The hacktivist collective doxed five key members of the Syrian Electronic Army. But there was more. Much more.
We’re not at war with Syria, although someone should really tell that to the Syrian Electronic Army. They’ve been very successful at taking over, and taking down, sites from the New York Times to the Marines and not excluding the Daily Dot. In return, they’ve been hacked and doxed with varying degrees of effectiveness, but Syria itself has not been a target.
Anonymous’ #OpSyria seeks to support the people of Syria and oppose President Bashar al-Assad’s regime, while still not advocating a formal declaration of war. Anonymous is casual like that.
The press release states:
Dictator Assad and elements within the Syrian Opposition, you now have the undivided attention of Anonymous. Our request is a simple one; cease fire immediately and stop the violence towards the innocent or you will feel our wrath. We are oceans far from you, but closer than the jugular vein.
Monday night, they sprang into action, taking down thawraonline.sy, a media/propaganda site; albaathmedia.sy, the site for the Syrian Renault dealership; and the official government sites for Damascus and Aleppo, among others. They leaked emails of government users. According to Blackplans, they have positively identified—that is, doxed—five key members of the Syrian Electronic Army (although the Jester, as always, tried to claim credit). But there was more. Much more.

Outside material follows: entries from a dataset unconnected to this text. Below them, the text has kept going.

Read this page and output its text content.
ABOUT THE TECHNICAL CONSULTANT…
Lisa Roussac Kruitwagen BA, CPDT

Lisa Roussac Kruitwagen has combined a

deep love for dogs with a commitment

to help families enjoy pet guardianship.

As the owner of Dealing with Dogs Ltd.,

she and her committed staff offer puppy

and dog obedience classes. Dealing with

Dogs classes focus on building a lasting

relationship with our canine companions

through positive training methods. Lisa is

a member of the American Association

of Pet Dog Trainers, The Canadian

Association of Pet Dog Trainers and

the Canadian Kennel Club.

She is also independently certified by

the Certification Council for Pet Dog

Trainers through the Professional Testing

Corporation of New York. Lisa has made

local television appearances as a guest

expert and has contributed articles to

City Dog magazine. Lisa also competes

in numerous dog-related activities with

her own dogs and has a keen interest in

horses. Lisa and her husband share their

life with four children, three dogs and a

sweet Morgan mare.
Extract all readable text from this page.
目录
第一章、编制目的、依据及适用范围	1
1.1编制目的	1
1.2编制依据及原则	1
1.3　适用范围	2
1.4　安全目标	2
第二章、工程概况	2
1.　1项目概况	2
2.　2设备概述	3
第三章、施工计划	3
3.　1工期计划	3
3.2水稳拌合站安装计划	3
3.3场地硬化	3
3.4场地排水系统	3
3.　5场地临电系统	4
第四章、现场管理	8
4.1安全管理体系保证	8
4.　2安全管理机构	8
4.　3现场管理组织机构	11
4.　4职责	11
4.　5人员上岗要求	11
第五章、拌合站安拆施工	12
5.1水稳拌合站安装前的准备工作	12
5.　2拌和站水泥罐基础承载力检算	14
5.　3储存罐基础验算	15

— Luminary (@aluminary) August 30, 2013
I was contacted by Luminary, one of the key figures of #OpSyria, and alerted to another hack: the Syrian customs system, the master index of every item that enters the country. Apparently the digital border is as porous as the geographic one, because they grabbed masses of data from the website, not all of it of obvious interest or purpose.
“It’s really not that interesting. Just funny that we took it :D,” he told us.
In the Pastebin document in which they posted some of the highlights, they included a hit counter for the website (my personal blog gets more traffic) and said, “This serves no actual purpose other than for us to laugh that we retrieved it. This entire database has basically been our playground.” Also included were a cross-section of emails—hotmail, Syria, really?—and some mysterious codes.
The intro reads:
PRETENTIOUS MINIATURE PRESS RELEASE:
Gather round, children, and listen to the story about the time Anonymous kicked the Syrian government in its bollocks. It was a warm September’s evening on planet Earth. People all around were threatening to launch missiles at each other and we were, as always, being hackers on steroids.
So we decided to roll our main battle tank of highly sophisticated intrusions over to the enemy fort being guarded by Syria. Hilariously, they were too busy defending their airfields for the imminent cruise missile strike to notice as we quietly and swiftly snuck in and started making off with their booty.
Below is a vast amount of text data, some of it we don’t even know the meaning of, from customs.gov.sy. All of this information came directly from a Syrian government database and was trying to not be seen. But because the Syrian government was too busy spending money to gas their own civilians, they couldn’t be bothered to exhibit any signs of securing their own shit. (print that word in the press, please. :D)
As always is the tradition:
In case the press wants proof that we did in fact hack into the Syrian customs like stated, here’s the link to the vulnerability. We invite any curious journalists and detractors to visit that link, stick an apostrophe onto the end of that bitch and watch the SQL errors flow.
For the record, yes, I saw the SQL errors. And now I suppose I can’t go to Syria anymore.
If you’re thinking, “Hey, wait a minute, Anonymous opposes war with Syria, doesn’t it?,” you’d be partly right. As always in the hacktivist collective, the left hand may not know what the right hand is doing, and in fact the various hands of Anonymous are often not even speaking to one another. That explains why YourAnonNews released (with great fanfare) a list of phone numbers for state representatives and senators, encouraging people to call and demand that their elected officials vote down any initiative to authorize war with Syria. But that’s #OpSyria911, not #OpSyria.
Luminary wanted us to pass along a message:
We did it for two things: The people of Syria against their oppressive regime.
and the Lulz.
The Syrian Electronic Army at least isn’t laughing.